A dying father called his son to his bedside and presented him with an old pocket watch. The father said, "Your grandfather gave this watch to me. It is more than 200 years old. But, before I give it to you, I want you to go to the watch shop and tell the owner you want to sell it. Ask him what price he would pay for it."
The son went to the watch shop and then returned to his father's bedside. He reported, "The watchmaker said he would pay $5 for the watch because it is old and scratched."
The father then said to the son, "Go to the coffee shop and ask the owner if he would be interested in buying the pocket watch and what he would be willing to pay." The son ran to the coffee shop and quickly returned. He told his father, "The coffee shop owner said he didn't have much use for an old pocket watch but offered $3 for it."
Finally, the father told the son, "Go to the museum and show them the watch." The son left for the museum and returned with a look of astonishment on his face. He whispered, "Father, the curator at the museum offered me $1 million for this pocket watch!"
The father laid his head back, closed his eyes and said: "I wanted you to experience for yourself that the right place, and the right people, will value your value in the right way. Never put yourself in the wrong place, with the wrong people, and then get angry when you don't feel valued. Don't stay in a place, or with people, that don't value your value. Know your worth and while being confident in your own value look for the value and the potential worth of others."
Lessons
The first lesson of this parable is vital: We must value our own value.

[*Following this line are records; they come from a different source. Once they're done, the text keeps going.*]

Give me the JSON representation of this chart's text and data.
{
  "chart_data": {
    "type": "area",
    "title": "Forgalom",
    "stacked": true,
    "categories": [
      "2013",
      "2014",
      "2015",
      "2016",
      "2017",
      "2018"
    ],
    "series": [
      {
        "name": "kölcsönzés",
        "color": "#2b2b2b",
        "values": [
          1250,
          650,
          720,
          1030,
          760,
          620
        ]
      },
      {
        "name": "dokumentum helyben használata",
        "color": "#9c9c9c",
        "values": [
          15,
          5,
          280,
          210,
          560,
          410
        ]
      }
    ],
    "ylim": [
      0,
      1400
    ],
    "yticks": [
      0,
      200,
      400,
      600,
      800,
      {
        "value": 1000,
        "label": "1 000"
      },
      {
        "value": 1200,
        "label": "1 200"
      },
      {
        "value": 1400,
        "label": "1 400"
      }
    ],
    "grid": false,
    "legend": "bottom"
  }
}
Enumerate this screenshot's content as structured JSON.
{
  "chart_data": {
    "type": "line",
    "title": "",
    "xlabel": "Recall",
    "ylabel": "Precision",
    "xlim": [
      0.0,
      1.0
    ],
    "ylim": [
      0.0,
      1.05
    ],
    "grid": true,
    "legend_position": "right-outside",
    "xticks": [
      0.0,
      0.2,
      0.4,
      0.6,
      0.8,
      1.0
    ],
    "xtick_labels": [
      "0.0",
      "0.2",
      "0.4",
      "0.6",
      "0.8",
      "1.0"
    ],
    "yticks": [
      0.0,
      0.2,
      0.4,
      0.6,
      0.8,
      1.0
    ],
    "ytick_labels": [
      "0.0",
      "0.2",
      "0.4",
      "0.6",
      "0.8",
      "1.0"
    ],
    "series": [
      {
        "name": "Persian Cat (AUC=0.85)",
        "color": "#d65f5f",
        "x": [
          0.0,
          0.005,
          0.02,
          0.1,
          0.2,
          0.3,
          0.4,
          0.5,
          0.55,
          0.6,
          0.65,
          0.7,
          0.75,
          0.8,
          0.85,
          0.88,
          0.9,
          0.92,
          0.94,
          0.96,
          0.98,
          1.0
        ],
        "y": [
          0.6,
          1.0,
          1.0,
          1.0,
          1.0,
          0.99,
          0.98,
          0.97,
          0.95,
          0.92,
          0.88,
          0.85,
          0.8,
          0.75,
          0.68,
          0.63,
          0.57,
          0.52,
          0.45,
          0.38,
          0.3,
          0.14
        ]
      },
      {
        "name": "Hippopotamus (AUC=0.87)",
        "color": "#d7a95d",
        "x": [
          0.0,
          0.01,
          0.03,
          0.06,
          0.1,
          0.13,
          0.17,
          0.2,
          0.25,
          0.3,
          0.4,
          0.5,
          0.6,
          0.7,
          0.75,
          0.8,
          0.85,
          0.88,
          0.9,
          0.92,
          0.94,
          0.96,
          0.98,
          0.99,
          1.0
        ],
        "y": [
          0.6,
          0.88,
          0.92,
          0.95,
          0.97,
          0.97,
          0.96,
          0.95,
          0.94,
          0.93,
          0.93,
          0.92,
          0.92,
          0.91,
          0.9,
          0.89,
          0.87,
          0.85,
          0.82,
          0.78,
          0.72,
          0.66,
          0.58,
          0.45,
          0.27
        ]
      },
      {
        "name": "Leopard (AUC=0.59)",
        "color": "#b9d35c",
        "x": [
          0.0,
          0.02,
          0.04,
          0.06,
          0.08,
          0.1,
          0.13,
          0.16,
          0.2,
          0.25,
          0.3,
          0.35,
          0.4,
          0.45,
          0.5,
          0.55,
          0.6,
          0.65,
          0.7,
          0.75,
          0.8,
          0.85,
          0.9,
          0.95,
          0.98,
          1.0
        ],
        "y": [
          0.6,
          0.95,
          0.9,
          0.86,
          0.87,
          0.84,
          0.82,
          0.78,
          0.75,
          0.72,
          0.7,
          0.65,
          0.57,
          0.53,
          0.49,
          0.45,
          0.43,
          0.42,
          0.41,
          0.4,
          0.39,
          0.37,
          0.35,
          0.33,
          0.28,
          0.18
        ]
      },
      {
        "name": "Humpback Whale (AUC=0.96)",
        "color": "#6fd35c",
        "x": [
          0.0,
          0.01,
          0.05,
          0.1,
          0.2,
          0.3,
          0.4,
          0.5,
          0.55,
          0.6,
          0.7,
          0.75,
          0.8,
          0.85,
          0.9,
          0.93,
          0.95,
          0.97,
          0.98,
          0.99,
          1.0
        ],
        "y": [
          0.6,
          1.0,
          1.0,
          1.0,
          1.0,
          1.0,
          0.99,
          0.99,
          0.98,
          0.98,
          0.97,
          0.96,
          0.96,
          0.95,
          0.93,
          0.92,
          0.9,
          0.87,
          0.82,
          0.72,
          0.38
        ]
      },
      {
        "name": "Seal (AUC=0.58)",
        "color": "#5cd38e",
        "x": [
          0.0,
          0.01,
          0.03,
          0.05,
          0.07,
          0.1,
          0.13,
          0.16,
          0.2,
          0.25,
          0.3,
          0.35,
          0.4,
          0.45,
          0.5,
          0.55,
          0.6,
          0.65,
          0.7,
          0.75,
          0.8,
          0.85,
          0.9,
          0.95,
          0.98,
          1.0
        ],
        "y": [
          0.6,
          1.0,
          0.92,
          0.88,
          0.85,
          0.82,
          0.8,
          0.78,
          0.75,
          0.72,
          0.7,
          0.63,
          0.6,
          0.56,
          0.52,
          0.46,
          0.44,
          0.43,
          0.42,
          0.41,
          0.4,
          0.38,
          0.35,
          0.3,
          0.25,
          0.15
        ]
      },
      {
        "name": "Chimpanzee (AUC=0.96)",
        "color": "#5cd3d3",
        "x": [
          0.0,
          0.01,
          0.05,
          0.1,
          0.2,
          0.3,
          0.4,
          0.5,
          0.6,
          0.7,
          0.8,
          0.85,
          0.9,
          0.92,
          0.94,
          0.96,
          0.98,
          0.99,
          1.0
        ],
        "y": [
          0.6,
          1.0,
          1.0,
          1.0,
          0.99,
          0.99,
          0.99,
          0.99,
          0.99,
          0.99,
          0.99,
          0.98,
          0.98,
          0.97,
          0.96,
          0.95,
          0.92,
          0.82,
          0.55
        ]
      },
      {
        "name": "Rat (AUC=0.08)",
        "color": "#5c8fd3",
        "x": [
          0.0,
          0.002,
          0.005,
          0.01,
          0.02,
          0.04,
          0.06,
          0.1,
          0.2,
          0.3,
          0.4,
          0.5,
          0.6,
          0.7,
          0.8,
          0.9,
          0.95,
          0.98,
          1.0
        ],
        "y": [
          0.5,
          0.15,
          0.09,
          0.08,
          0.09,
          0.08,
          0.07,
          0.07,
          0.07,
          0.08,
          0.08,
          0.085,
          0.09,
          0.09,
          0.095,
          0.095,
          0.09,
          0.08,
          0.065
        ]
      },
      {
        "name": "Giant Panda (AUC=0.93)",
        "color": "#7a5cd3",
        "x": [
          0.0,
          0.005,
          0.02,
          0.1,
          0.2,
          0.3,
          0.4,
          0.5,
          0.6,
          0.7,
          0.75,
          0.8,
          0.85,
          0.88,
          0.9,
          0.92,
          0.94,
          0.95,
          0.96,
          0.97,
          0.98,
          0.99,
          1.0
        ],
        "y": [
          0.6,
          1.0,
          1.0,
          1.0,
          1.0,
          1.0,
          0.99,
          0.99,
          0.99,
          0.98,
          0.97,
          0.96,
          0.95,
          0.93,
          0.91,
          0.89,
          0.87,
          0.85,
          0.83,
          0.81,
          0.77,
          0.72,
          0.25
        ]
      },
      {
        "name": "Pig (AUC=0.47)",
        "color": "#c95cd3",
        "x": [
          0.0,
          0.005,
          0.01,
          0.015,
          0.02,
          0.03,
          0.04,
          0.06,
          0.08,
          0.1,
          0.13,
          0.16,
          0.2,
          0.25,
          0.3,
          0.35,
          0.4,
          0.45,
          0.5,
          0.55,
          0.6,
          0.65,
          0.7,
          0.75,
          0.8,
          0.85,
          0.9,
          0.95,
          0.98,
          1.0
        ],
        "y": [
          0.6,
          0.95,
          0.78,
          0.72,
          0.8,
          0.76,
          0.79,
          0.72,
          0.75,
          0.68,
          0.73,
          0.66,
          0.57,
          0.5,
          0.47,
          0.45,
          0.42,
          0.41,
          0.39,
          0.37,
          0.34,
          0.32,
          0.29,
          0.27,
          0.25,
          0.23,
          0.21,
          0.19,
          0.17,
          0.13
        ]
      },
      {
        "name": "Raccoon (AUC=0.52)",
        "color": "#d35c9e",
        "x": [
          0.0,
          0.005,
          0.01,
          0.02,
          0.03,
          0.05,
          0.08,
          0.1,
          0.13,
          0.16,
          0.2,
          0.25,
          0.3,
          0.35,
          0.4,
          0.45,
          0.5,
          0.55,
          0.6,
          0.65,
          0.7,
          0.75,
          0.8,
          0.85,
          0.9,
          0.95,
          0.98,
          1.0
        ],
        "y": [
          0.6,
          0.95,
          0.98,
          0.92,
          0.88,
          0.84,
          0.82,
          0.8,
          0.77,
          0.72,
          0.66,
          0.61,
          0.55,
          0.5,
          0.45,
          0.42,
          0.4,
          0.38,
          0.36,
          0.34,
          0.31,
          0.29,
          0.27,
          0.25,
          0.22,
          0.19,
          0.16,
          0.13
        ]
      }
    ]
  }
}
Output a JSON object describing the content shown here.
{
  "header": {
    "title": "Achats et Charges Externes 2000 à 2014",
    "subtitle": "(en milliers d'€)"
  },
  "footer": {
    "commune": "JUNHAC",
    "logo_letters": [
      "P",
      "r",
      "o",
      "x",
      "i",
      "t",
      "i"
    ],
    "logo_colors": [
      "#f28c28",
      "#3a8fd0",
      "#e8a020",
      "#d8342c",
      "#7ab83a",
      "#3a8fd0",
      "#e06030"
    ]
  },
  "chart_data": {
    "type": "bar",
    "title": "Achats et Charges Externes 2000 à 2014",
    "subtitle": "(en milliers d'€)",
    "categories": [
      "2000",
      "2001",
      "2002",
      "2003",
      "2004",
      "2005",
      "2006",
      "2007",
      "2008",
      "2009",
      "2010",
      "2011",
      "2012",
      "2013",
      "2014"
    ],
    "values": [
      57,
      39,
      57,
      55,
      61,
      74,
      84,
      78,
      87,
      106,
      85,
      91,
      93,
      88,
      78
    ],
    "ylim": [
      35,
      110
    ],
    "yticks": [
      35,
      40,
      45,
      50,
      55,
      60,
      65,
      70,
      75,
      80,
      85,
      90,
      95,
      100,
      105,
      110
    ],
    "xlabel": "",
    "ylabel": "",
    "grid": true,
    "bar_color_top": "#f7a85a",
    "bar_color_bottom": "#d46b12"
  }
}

This is about confidence, not arrogance, and our ability to feel assured in who we are and what we bring to any situation whether at work, home or in our community.
Along with recognizing our value we must also avoid putting ourselves in the wrong place, with the wrong people, who don't value our value.
An abusive spouse, partner or friend is unacceptable. A boss that is belittling or a bully, a contemptuous colleague or a demeaning online connection is intolerable. While it is often hard to extricate one's self from such relationships, I repeat: We cannot thrive and should not stay in a place, or with people, that don't value our value.
Avoid the watch shop and coffee shop owners of the world who will never appreciate or understand your value and worth. Look for the museum curators, and true leaders, who will not only acknowledge and appreciate but actually amplify your value.
The second lesson of the parable is for leaders. True leaders are always looking for, observing, finding, acknowledging and enhancing the value in others, even if it requires looking really hard past a rough exterior, immature personality, youthful inexperience or hardened attitude. Like the pocket watch, there may well be immense value in what appears common or even defective.